Dieser Ansicht folgt im Grundsatz auch der erkennende Senat. Wird ein Werkunternehmer (Geschäftsherr) von seinem Auftraggeber wegen mangelhafter Erbringung einer erkennbar für einen Dritten bestimmten Leistung seines Auftragnehmers (Gehilfen) klagsweise in Anspruch genommen (Passivprozess), so lässt sich – mangels anderer zielführender Unterstützung durch den Auftragnehmer (Gehilfen) des im Vorprozess Beklagten und dessen Bestreitung eigener Verantwortlichkeit – das Auflaufen von Verfahrenskosten praktisch nicht verhindern. In solchen Fällen ist daher in der Regel der in den Kosten eines – ex ante nicht aussichtslosen – Passivprozesses bestehende Schaden in den Schutzzweck jener Vertragsnorm einzubeziehen, die den Vertragspartner dazu verpflichten, eine vertraglich geschuldete Leistung ordnungsgemäß zu erbringen. Für die Kosten eines solchen Passivprozesses hat der Auftragnehmer (Gehilfe) des im Vorprozess Beklagten (Geschäftsherrn) dann einzustehen, wenn seine Leistung gemessen an dem gegenüber dem Geschäftsherrn übernommenen Vertragspflichten mangelhaft war.“

3.3 Auch der vorliegende Fall betrifft aus Sicht der Regressklägerin einen Passivprozess (Vorprozess), und zwar im Zusammenhang mit einer Erfüllungsgehilfenkette. Für diese Konstellation besteht in der Rechtsprechung des Obersten Gerichtshofs keine Diskrepanz. Die Entscheidung des Berufungsgerichts geht von den zutreffenden Rechtsgrundsätzen aus. Eine erhebliche Rechtsfrage liegt nicht vor.
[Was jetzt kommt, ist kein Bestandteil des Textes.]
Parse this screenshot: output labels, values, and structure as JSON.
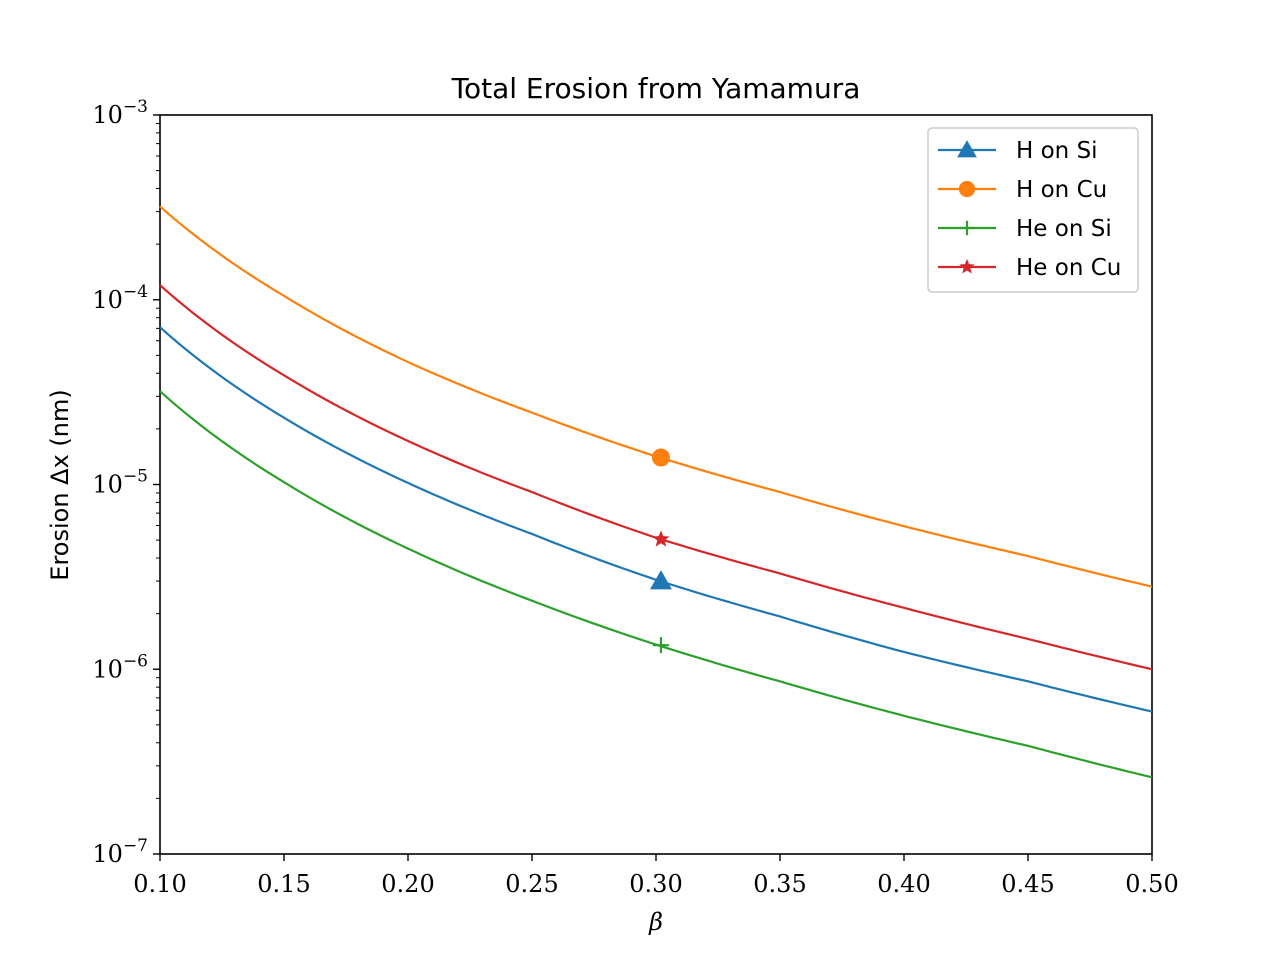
{
  "chart_data": {
    "type": "line",
    "title": "Total Erosion from Yamamura",
    "xlabel": "β",
    "ylabel": "Erosion Δx (nm)",
    "xlim": [
      0.1,
      0.5
    ],
    "ylim": [
      1e-07,
      0.001
    ],
    "yscale": "log",
    "x_ticks": [
      0.1,
      0.15,
      0.2,
      0.25,
      0.3,
      0.35,
      0.4,
      0.45,
      0.5
    ],
    "x_tick_labels": [
      "0.10",
      "0.15",
      "0.20",
      "0.25",
      "0.30",
      "0.35",
      "0.40",
      "0.45",
      "0.50"
    ],
    "y_ticks": [
      {
        "base": "10",
        "exp": "−7",
        "value": 1e-07
      },
      {
        "base": "10",
        "exp": "−6",
        "value": 1e-06
      },
      {
        "base": "10",
        "exp": "−5",
        "value": 1e-05
      },
      {
        "base": "10",
        "exp": "−4",
        "value": 0.0001
      },
      {
        "base": "10",
        "exp": "−3",
        "value": 0.001
      }
    ],
    "legend_position": "upper right",
    "series": [
      {
        "name": "H on Si",
        "color": "#1f77b4",
        "marker": "triangle",
        "x": [
          0.1,
          0.15,
          0.2,
          0.25,
          0.3,
          0.35,
          0.4,
          0.45,
          0.5
        ],
        "y": [
          7.1e-05,
          2.3e-05,
          1.02e-05,
          5.4e-06,
          3.05e-06,
          1.93e-06,
          1.24e-06,
          8.6e-07,
          5.9e-07
        ],
        "marker_x": 0.302,
        "marker_y": 3e-06
      },
      {
        "name": "H on Cu",
        "color": "#ff7f0e",
        "marker": "circle",
        "x": [
          0.1,
          0.15,
          0.2,
          0.25,
          0.3,
          0.35,
          0.4,
          0.45,
          0.5
        ],
        "y": [
          0.00032,
          0.000105,
          4.6e-05,
          2.45e-05,
          1.42e-05,
          9.1e-06,
          5.95e-06,
          4.1e-06,
          2.8e-06
        ],
        "marker_x": 0.302,
        "marker_y": 1.4e-05
      },
      {
        "name": "He on Si",
        "color": "#2ca02c",
        "marker": "plus",
        "x": [
          0.1,
          0.15,
          0.2,
          0.25,
          0.3,
          0.35,
          0.4,
          0.45,
          0.5
        ],
        "y": [
          3.2e-05,
          1.03e-05,
          4.5e-06,
          2.35e-06,
          1.36e-06,
          8.6e-07,
          5.6e-07,
          3.85e-07,
          2.6e-07
        ],
        "marker_x": 0.302,
        "marker_y": 1.35e-06
      },
      {
        "name": "He on Cu",
        "color": "#d62728",
        "marker": "star",
        "x": [
          0.1,
          0.15,
          0.2,
          0.25,
          0.3,
          0.35,
          0.4,
          0.45,
          0.5
        ],
        "y": [
          0.00012,
          3.9e-05,
          1.72e-05,
          9.1e-06,
          5.15e-06,
          3.3e-06,
          2.15e-06,
          1.46e-06,
          1e-06
        ],
        "marker_x": 0.302,
        "marker_y": 5.05e-06
      }
    ]
  }
}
4. Entgegen der Ansicht der Beklagten war der Vorprozess für das Energieunternehmen und das Solarunternehmen schon deshalb nicht aussichtslos, weil der von der Bestellerin geltend gemachte Anspruch zur Hälfte abgewehrt werden konnte. Von einer Warnpflichtverletzung des Solarunternehmens wurde im Vorprozess nicht ausgegangen.

5. Mangels erheblicher Rechtsfrage war die Revision der Beklagten zurückzuweisen.

Die Kostenentscheidung gründet sich auf §§ 41, 50 ZPO. Die Klägerin hat auf die Unzulässigkeit der Revision in ihrer Revisionsbeantwortung hingewiesen.